Я позвал вестового и сказал ему, что буду ночевать на свежем воздухе в окопе рядом со штабом. После этого подошёл к сидевшему в уголочке режиссёру. Зеркалович-Романовский выглядел совсем не так, как всегда. И куда вдруг подевалась у человека его самонадеянность, высокомерие, его готовность долго и утомительно обсуждать проблемы любого формата от государственного устройства и до лечения женского бесплодия. Буквально несколько часов назад он собирался играть героическую личность, лихого комдива-героя Гражданской войны, личного друга Сталина, а потому был очень важным, таинственным, по-барски вальяжным, грозным для подчинённых, строгим к артистам. Но сейчас передо мной сидел совершенно другой Степан Зеркалович-Романовский, испуганный, подавленный, с затравленными глазами, напоминавшими глаза умалишённого человека. Мне не было жаль его, но и брезгливости по отношению к нему я не испытывал. Как можно испытывать какие-то чувства к человеку, который вроде физически и визуально присутствует, но на самом деле вместо него пустое место.

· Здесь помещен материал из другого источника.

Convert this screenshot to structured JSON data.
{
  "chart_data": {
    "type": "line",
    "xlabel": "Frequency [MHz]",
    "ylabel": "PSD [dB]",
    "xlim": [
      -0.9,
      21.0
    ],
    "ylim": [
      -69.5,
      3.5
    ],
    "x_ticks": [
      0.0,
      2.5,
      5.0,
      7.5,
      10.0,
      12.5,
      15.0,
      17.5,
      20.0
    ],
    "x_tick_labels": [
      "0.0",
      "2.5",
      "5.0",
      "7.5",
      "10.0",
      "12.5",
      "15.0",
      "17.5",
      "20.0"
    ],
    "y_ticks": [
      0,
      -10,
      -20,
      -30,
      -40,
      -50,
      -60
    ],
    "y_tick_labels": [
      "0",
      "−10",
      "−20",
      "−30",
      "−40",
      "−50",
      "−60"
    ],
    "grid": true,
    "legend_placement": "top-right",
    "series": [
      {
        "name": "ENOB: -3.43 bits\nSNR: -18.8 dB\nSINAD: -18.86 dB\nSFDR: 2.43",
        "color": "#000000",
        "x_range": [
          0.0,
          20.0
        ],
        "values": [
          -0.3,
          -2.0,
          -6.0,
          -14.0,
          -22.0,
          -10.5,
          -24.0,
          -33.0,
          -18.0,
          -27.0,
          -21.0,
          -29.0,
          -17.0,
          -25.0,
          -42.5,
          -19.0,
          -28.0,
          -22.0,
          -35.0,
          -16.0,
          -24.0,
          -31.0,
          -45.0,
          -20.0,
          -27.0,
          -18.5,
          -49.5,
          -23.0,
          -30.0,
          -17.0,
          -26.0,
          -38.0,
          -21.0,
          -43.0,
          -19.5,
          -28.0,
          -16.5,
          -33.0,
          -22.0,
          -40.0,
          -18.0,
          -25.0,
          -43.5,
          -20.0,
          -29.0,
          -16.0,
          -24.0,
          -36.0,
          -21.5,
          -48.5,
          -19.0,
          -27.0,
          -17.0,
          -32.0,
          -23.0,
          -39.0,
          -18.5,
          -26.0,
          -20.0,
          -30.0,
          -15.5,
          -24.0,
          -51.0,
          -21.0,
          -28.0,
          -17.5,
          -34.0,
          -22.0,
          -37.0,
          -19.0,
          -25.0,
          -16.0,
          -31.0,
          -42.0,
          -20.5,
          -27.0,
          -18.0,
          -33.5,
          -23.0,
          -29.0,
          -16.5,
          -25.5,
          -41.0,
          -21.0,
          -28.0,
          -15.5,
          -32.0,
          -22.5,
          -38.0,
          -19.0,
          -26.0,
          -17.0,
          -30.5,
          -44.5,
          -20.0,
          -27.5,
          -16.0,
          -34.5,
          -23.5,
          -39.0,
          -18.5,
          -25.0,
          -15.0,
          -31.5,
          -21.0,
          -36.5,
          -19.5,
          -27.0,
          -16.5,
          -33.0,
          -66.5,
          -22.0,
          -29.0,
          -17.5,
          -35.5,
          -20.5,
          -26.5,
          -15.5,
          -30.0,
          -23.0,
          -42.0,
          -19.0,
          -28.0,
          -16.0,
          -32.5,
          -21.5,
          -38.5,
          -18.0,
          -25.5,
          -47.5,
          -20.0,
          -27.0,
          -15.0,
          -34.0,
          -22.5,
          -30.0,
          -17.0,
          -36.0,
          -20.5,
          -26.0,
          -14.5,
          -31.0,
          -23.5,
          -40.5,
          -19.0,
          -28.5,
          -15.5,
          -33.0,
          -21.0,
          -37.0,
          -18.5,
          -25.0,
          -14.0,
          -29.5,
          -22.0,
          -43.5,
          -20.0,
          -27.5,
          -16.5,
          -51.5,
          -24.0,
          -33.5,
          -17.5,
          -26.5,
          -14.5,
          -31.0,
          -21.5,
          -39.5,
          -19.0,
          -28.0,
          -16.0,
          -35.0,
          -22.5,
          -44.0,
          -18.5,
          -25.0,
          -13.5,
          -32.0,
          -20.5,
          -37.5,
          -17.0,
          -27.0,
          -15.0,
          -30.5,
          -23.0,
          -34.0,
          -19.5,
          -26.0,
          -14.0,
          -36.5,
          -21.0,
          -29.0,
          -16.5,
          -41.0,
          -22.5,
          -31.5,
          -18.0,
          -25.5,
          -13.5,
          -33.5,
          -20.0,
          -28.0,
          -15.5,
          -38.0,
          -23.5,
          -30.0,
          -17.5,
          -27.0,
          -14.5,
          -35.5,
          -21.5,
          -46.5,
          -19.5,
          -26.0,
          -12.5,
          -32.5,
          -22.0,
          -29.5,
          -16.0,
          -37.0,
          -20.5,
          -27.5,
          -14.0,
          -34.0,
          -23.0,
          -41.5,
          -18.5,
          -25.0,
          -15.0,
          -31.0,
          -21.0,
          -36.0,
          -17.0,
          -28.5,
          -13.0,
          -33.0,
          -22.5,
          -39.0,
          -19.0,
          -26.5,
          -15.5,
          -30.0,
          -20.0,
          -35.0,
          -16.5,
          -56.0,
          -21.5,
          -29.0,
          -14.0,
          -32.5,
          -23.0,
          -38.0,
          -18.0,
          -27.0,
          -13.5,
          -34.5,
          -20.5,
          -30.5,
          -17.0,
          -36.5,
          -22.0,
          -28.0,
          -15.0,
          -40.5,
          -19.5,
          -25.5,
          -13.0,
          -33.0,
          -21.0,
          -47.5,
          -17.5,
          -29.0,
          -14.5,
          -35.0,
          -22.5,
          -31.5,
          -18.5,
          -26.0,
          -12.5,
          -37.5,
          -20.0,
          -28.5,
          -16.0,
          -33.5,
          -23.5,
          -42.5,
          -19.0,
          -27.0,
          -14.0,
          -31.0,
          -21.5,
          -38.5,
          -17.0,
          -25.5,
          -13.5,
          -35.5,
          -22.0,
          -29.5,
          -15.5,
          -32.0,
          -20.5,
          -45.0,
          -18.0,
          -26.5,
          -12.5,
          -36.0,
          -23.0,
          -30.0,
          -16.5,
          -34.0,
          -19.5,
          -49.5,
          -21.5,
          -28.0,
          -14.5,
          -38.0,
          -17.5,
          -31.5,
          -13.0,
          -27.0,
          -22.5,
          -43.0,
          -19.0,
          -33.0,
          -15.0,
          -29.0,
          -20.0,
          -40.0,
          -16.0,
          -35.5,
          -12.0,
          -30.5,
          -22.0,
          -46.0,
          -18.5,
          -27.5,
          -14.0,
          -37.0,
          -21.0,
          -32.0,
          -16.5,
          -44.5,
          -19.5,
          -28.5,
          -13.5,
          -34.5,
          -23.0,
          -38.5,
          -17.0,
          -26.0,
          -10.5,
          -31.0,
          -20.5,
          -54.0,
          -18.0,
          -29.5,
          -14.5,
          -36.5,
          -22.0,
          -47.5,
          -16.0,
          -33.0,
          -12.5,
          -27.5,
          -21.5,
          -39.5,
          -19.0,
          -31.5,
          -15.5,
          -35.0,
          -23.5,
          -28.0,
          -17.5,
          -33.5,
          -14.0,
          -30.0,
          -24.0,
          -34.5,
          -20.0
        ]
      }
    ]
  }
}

– Выйдем! – тихо сказал я «комдиву», наклонившись к самому его уху. Зеркалович-Романовский послушно встал и, словно робот, безропотно двинулся следом за мной. Мы вышли из душного блиндажа на свежий воздух. Стояла прекрасная июльская ночь. Было так тихо, что даже трудно верилось в то, что завтра опять начнётся бой, и снова будут погибать солдаты и офицеры, обильно поливая своей кровью родную белорусскую землю. Но это всё повторится завтра, а пока на безоблачном небе почти в самом зените стояла Луна, свет от которой красивой дорожкой отражался в, казалось, неподвижной воде Березины. От реки тянуло свежестью и прохладой. «Эх, сейчас бы искупаться! А потом приехать бы сюда в мирное время, да порыбачить! – подумал я и тут же удивился своим мыслям, – боже мой, о чём речь, какое мирное время? Мы всего-то один день в прошлом, а уже думаю так, будто родился в нём».

Я прошёл по траншее метров десять и увидел Сокольникова. Он ждал нас, навалившись грудью на бруствер окопа и через бинокль просматривая местность за рекой. С немецкой стороны периодически взлетали осветительные ракеты и изредка ночную тишину разрывали длинные пулемётные очереди. Трассирующие пули хищным пунктиром со свистом пролетали над нашими позициями и исчезали в темноте.

– Завтра уже 4-е июля, Дима, – напомнил я своему другу.

– Помню! 5-го числа мы ещё повоюем, а 6 числа в пять тридцать утра немцы, чтобы не нести лишние потери, с воздуха раздолбают нас, как бог черепаху, к чёртовой матери и двинутся вперёд, на Москву. Могилёв они захватят практически с ходу…

Услышав слово «раздолбают», режиссёр так сильно побледнел, что даже темнота не скрыла этот его «недуг».

– Но нас не могут убить! – довольно категорично и немного истерично впервые за всё это время еле выговорил Зеркалович- Романовский. Он даже сам вздрогнул, услышав собственный голос.

– Почему нас не могут убить? – переспросил его Сокольников, – ещё как могут. Пуля-то она – дура, и не разбирает, кто мы и откуда прибыли.

– Но, это же какой-то бред, чушь, ахинея, абсурд! – вновь несколько плаксивым голосом заявил именитый режиссёр. – Вы только подумайте, ну какой может быть комбриг Серпилин, комдив Зайчиков. Это выдуманные персонажи, они из романа Константина Симонова «Живые и мёртвые». То, что произошло с нами, не может быть в реальности.

– Вы думаете, что мы все трое спим и одновременно видим один и тот же сон? – спросил я Зеркалович-Романовского, – или предполагаете, что это телевизионный розыгрыш шоумена Пелдиса Вельша? Очень сомневаюсь!